ME: listen kiddo, about santa
SON: yea?
ME: [whispering] he could snap u in half like a damn twig
SON: what
ME: he’s wily too. like a jackal

@Jake_Vig

With virtually no power, there still comes a surprisingly large amount of responsibility.

@Brampersandon_

MOM: dont lie. The man upstairs is always watching
ME: ok mom
FRANK FROM 4B (watching on his hidden camera): how the hell did she know that

@c12h22o11balls

The first rule of kite club is that we don’t talk about kite club. Last time, the guys from Fight Club heard and they beat us up pretty bad

@thepunningman

[two women sunbathing in garden]
“It’s so nice out here”
“Where’s that creepy guy who lives next door?”
HEDGE “He’s away for the weekend”

@curlymalloy

My boyfriend wakes me up when he wants to have sex… Do I wake him up when I want to buy shoes???… No!!!

@ArfMeasures

Me: And I was just trapped in my bed, crying for hours

Cop: I’m not surprised with a murderer in your house

Me: There was a murderer in my house?

@daemonic3

FRIEND: I just found out my kid lost another tooth

ME: Really?

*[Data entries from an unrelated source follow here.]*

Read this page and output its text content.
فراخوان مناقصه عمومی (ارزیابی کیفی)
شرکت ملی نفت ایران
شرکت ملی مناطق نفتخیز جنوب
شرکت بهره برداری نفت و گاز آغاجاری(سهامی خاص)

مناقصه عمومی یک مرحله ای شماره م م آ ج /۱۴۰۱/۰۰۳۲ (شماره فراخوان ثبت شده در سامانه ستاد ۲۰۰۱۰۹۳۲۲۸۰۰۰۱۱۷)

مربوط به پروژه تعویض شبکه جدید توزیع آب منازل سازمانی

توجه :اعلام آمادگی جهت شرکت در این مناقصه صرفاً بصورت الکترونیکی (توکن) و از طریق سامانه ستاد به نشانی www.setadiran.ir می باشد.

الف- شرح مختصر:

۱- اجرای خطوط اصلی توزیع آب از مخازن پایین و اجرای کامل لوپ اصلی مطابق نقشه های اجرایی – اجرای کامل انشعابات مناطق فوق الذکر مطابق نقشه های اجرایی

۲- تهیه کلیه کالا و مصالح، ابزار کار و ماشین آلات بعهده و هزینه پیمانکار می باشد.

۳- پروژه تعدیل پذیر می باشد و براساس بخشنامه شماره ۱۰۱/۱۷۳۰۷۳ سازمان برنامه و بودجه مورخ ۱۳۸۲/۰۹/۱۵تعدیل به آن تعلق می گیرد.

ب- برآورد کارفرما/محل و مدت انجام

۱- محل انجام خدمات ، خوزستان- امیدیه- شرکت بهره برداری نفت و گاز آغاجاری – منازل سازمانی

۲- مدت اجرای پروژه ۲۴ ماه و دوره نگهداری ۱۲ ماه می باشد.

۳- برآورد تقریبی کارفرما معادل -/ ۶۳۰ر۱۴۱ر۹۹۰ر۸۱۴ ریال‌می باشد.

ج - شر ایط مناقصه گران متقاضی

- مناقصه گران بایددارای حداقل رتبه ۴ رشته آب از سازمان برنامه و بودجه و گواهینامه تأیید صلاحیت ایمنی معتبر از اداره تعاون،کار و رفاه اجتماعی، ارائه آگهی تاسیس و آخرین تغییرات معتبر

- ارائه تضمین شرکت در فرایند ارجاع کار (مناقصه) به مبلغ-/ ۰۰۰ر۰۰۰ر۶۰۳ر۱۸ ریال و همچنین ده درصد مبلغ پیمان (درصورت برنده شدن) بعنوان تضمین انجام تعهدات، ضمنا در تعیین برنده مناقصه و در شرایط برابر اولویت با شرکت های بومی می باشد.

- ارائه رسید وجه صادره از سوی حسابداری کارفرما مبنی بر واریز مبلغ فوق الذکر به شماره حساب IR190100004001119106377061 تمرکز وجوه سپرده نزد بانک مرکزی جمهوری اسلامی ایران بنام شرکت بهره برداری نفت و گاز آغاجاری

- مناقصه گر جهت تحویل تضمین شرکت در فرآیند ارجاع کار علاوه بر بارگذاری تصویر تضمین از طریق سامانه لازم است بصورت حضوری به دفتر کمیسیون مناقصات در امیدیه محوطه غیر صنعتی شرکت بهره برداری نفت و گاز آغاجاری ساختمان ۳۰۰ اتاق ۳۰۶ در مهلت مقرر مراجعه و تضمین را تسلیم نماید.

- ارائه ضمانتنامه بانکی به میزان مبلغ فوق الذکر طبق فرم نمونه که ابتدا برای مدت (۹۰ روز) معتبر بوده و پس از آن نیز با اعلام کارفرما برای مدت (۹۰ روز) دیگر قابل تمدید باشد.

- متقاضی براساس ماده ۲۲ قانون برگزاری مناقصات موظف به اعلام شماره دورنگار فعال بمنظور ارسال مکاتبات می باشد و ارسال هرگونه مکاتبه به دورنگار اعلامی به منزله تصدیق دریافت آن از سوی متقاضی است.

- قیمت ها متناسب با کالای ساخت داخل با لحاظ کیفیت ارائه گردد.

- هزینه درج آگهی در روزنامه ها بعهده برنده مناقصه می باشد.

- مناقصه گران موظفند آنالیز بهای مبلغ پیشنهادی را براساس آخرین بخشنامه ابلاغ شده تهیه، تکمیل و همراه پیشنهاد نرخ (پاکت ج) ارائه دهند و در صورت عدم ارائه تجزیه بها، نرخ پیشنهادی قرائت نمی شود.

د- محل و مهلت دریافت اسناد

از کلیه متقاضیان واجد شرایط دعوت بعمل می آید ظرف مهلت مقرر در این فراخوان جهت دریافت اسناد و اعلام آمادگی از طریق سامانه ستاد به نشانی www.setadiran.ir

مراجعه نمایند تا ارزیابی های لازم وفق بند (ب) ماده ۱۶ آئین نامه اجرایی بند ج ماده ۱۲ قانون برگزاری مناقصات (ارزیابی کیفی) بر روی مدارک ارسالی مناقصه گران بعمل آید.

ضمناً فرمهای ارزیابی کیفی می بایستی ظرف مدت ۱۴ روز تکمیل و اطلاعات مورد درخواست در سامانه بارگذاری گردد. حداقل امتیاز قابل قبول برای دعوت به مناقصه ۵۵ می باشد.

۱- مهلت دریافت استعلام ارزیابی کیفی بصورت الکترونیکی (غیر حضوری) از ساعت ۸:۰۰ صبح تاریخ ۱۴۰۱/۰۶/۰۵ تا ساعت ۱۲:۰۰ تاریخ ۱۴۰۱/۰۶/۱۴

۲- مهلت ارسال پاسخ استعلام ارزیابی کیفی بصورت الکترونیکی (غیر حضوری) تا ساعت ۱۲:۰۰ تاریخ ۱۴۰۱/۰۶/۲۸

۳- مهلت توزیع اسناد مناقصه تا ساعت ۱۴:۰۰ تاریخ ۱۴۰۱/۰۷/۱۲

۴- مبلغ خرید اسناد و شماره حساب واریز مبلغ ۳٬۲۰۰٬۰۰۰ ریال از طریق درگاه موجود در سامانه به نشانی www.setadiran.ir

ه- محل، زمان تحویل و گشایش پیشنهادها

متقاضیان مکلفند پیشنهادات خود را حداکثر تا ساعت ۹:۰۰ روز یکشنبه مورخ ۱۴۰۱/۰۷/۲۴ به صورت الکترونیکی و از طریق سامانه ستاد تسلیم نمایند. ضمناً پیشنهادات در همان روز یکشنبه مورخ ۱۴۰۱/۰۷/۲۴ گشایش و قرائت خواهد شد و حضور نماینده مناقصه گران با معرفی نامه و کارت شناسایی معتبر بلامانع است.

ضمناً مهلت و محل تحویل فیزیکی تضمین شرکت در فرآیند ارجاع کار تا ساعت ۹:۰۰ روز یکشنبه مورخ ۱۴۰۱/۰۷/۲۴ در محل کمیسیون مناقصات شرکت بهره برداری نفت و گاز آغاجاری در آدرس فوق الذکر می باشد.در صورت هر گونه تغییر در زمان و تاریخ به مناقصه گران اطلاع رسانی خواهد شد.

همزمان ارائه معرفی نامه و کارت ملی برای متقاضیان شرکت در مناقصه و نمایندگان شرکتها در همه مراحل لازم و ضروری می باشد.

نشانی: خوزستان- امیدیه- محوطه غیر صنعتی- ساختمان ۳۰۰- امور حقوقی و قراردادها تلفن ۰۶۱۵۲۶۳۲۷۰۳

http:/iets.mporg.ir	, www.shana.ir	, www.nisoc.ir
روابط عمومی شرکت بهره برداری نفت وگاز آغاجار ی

Which one?

FRIEND: Katie

ME: Wow, I didn’t know your kid named his teeth

@Reverend_Scott

[picks up hitchhiker]
“Hope ur not a mass murderer. Haha”

Actually I am.

“WHAT”

APRIL FOOLS!

“Whew”

I’m technically a serial killer.

@hazelmotes1

You literally misuse the word “literally” every time you say it. And I figuratively want to punch you in the face. Literally.